それが「シギショアラと恐るべきケダモノ」になると一変します。ちなみに、シギショアラは表紙にもなっているノスフェラトゥの名前。

前の章では「何か変な感じだけど、一人称視点だからまぁ取り立てておかしい、というほどでもないか」と思っていた物語の書き方。それが「そんな意味があったのか!」となります。また、常盤桃香の主観で描かれていたことで見えなかったものが見えて来ます。叙述トリック、というほどでもないでしょうが、別の視点で描かれること仕組まれていたミスディレクションに気付く妙味。これが物語の面白さを引き立てていました。

 

 タイトルについて 

この作品、『さびしがりやのロリフェラトゥ』なんてタイトルが付いています。私みたいに脳みそがショッキングピンクな人間は、「なんてけしからんタイトルを付けるんだ」と考えてしまいます。が、ロリフェラトゥとは「ロンリーなノスフェラトゥ」の略で「ロリフェラトゥ」です。作者が発売直後にツイッターで呟いていましたし、作中でもそう書かれています。「なんてけしからん」と思って付けられたタイトルではあると思うのですが、タイトルにちょっと期待して読むと、肩すかしを食らうかも知れません。そして、タイトルを見て敬遠すると、ちょっともったいない物語かも知れません。 

 

 青春ミステリアス「コメディ」?  

物語紹介に「青春ミステリアスコメディ」なんて書かれていますが、読み終えてみるとコメディ成分はさほど多くありません。むしろ、私はこの記事を書くに当たり紹介文を読んで「え、コメディだったの?」と思ってしまったほどです。そのため、コメディを期待して読むと肩すかしを食らうかも知れません。物語の終わり方も、ありがちではありますが、しみじみとしてしまう終わり方でした。こう言う、ぱっと世界が開けるような、明るいラストは結構好きです。 

 

 ラノベレーベルからのライト文芸へのアプローチ 

最近私もよく使っているライト文芸ということば(結構お気に入り)。物語の前半を読んでいるときは、完全にライト文芸を読んでいる印象でした。途中、某登場人物の大活躍があってライトノベルに印象を引き戻される部分はありましたが、読後感はやはりライト文芸でした。

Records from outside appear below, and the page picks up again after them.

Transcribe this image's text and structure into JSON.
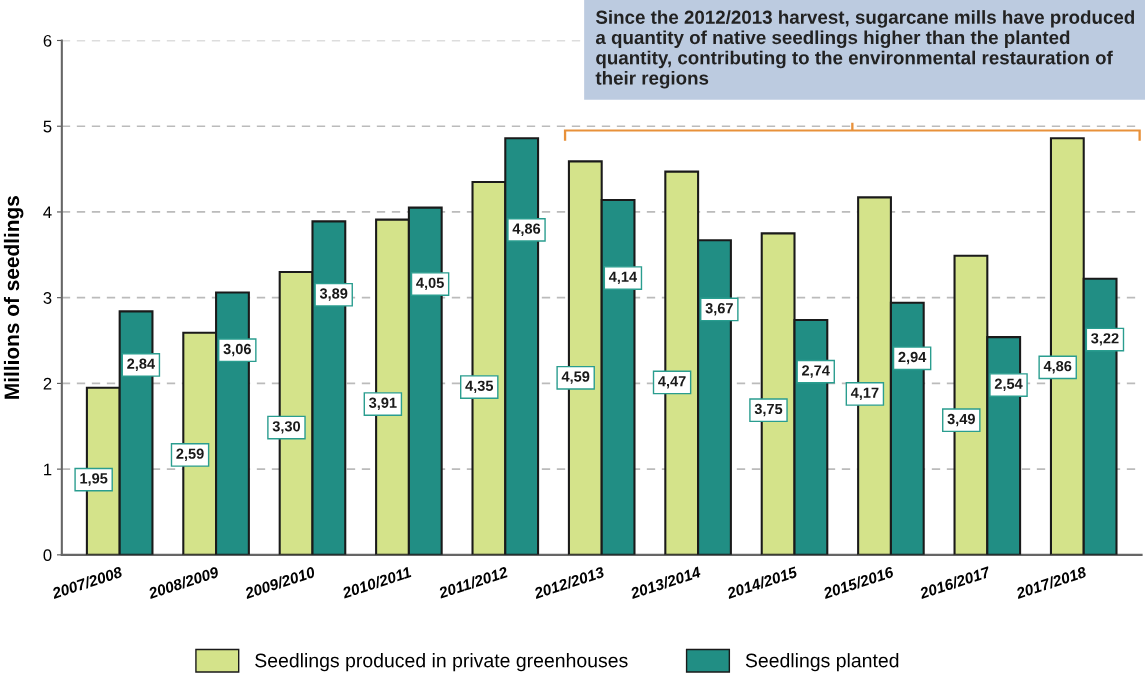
{
  "chart_data": {
    "type": "bar",
    "ylabel": "Millions of seedlings",
    "categories": [
      "2007/2008",
      "2008/2009",
      "2009/2010",
      "2010/2011",
      "2011/2012",
      "2012/2013",
      "2013/2014",
      "2014/2015",
      "2015/2016",
      "2016/2017",
      "2017/2018"
    ],
    "series": [
      {
        "name": "Seedlings produced in private greenhouses",
        "color": "#d4e38a",
        "values": [
          1.95,
          2.59,
          3.3,
          3.91,
          4.35,
          4.59,
          4.47,
          3.75,
          4.17,
          3.49,
          4.86
        ],
        "value_labels": [
          "1,95",
          "2,59",
          "3,30",
          "3,91",
          "4,35",
          "4,59",
          "4,47",
          "3,75",
          "4,17",
          "3,49",
          "4,86"
        ]
      },
      {
        "name": "Seedlings planted",
        "color": "#218e84",
        "values": [
          2.84,
          3.06,
          3.89,
          4.05,
          4.86,
          4.14,
          3.67,
          2.74,
          2.94,
          2.54,
          3.22
        ],
        "value_labels": [
          "2,84",
          "3,06",
          "3,89",
          "4,05",
          "4,86",
          "4,14",
          "3,67",
          "2,74",
          "2,94",
          "2,54",
          "3,22"
        ]
      }
    ],
    "ylim": [
      0,
      6
    ],
    "yticks": [
      0,
      1,
      2,
      3,
      4,
      5,
      6
    ],
    "grid": "y",
    "legend": "bottom",
    "annotations": [
      "Since the 2012/2013 harvest, sugarcane mills have produced a quantity of native seedlings higher than the planted quantity, contributing to the environmental restauration of their regions"
    ]
  }
}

「ライト文芸」という言葉が創り出され、色々なアプローチがされているようです。その中で、ライトノベル的な部分を持たせながら、文芸作品的なアプローチを試みる作品だったかな、と思いました。とても面白い試みであると共に、読み応えのある作品でした。

なにより、このように別々の登場人物の視点で物語を重層的に描く作品を読んだのは久しぶりで、満足でした。